At Doximity, Wednesday has become the GSD/GLD Day. On one hand, after two days in the office, often overwhelmed with meetings, the to-do list has likely grown rather than shrunk. Wednesdays are collectively our Get Sh*t Done (GSD) day. It’s the day we tackle tough problems with fewer distractions. For me, that means sitting at my dining room table with printouts of product specs and a red pen. Wednesday also is a Get Life Done (GLD) Day when we schedule teeth cleaning and take the car to the mechanic. For many of us, it’s a day in which we reclaim upwards of three hours of commuting time that can be used way more productively than singing along to the radio in traffic.

Beyond the personal benefits, WFH Wednesday makes the team collectively more productive. There’s a creative energy in face-to-face collaboration that’s difficult to replicate. Some of our best ideas have come from side conversations people jump into walking by another’s desk. After a mid-week break from the commute, people return to the office refreshed an energized. In addition, designating this one day to get life done cuts down on absenteeism on other days, which means we have a full team present all the time.

To make this work, there are two things that are critical. First, the policy has to apply to everyone - the uniformity of WFH Wednesday is an important piece of its success. It helps everyone with their work-life balance, regardless of their family situation.

Second, we are rigorous in measuring productivity and in holding people accountable for it. We group our employees into small teams, and each team is accountable for quarterly goals. These are designed to be hard, and we hit our goals or miss them as a team. This means that it’s nearly impossible to shirk from your responsibilities because the rest of a fairly small team is leaning on you to do your piece.

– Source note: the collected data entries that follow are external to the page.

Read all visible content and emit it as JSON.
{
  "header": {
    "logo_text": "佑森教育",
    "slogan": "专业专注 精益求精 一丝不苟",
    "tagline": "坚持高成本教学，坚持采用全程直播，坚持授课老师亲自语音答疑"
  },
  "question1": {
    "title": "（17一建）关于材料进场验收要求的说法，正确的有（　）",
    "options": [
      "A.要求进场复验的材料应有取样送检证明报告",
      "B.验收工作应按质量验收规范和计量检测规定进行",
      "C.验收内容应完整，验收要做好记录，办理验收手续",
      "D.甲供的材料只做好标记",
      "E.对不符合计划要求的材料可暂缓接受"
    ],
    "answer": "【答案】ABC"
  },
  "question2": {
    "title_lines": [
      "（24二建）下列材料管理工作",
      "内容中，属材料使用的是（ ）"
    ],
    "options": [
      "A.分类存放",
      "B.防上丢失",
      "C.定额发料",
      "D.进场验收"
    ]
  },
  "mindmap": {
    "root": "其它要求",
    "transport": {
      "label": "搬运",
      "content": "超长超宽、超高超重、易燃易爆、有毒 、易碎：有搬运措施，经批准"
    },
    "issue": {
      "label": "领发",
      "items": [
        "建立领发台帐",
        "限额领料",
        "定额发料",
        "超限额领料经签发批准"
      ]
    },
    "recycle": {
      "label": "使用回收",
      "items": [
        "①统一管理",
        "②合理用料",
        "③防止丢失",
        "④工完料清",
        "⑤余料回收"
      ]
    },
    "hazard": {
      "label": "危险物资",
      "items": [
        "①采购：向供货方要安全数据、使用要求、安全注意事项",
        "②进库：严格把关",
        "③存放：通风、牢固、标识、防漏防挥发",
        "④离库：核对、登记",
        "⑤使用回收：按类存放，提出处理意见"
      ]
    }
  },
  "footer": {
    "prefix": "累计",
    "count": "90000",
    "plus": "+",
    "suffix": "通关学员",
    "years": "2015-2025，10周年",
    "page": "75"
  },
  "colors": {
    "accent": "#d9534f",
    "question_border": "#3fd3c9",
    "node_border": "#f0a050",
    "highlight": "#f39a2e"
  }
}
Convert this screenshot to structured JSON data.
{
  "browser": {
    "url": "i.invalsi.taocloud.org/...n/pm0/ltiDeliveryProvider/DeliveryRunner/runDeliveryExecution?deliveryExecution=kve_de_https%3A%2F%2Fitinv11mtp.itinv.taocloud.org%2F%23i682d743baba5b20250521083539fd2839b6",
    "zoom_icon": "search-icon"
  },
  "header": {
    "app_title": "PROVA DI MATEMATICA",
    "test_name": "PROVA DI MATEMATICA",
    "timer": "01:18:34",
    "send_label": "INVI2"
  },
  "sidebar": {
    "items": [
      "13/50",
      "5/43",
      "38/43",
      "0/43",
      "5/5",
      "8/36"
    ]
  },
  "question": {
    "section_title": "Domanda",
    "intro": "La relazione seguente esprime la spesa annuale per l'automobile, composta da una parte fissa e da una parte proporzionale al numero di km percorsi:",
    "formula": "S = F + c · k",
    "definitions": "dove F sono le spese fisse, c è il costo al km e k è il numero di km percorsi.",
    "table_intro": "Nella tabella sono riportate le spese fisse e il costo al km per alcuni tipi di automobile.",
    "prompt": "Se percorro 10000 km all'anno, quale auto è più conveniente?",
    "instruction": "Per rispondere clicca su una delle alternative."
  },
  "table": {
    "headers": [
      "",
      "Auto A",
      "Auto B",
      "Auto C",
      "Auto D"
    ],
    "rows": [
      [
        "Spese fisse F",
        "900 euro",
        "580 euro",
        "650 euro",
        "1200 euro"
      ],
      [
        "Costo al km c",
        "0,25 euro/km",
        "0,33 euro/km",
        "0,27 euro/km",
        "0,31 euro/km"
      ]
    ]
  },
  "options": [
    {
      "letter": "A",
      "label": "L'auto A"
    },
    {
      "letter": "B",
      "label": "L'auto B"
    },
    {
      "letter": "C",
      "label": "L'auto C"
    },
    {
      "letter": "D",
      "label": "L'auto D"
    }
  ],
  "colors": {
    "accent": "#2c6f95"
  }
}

Flexibility plus accountability is the key to making WFH Wednesday work. While the pros and cons of the policy were not heavily debated in 2010, the decision to keep them has been very purposeful and we have happier, more productive Doxers because of it. Personally, my days of volunteering at my kids’ preschool are well behind me. But once a month I take a break from work on Wednesday and serve hot lunch at my daughter’s middle school. The experience is priceless.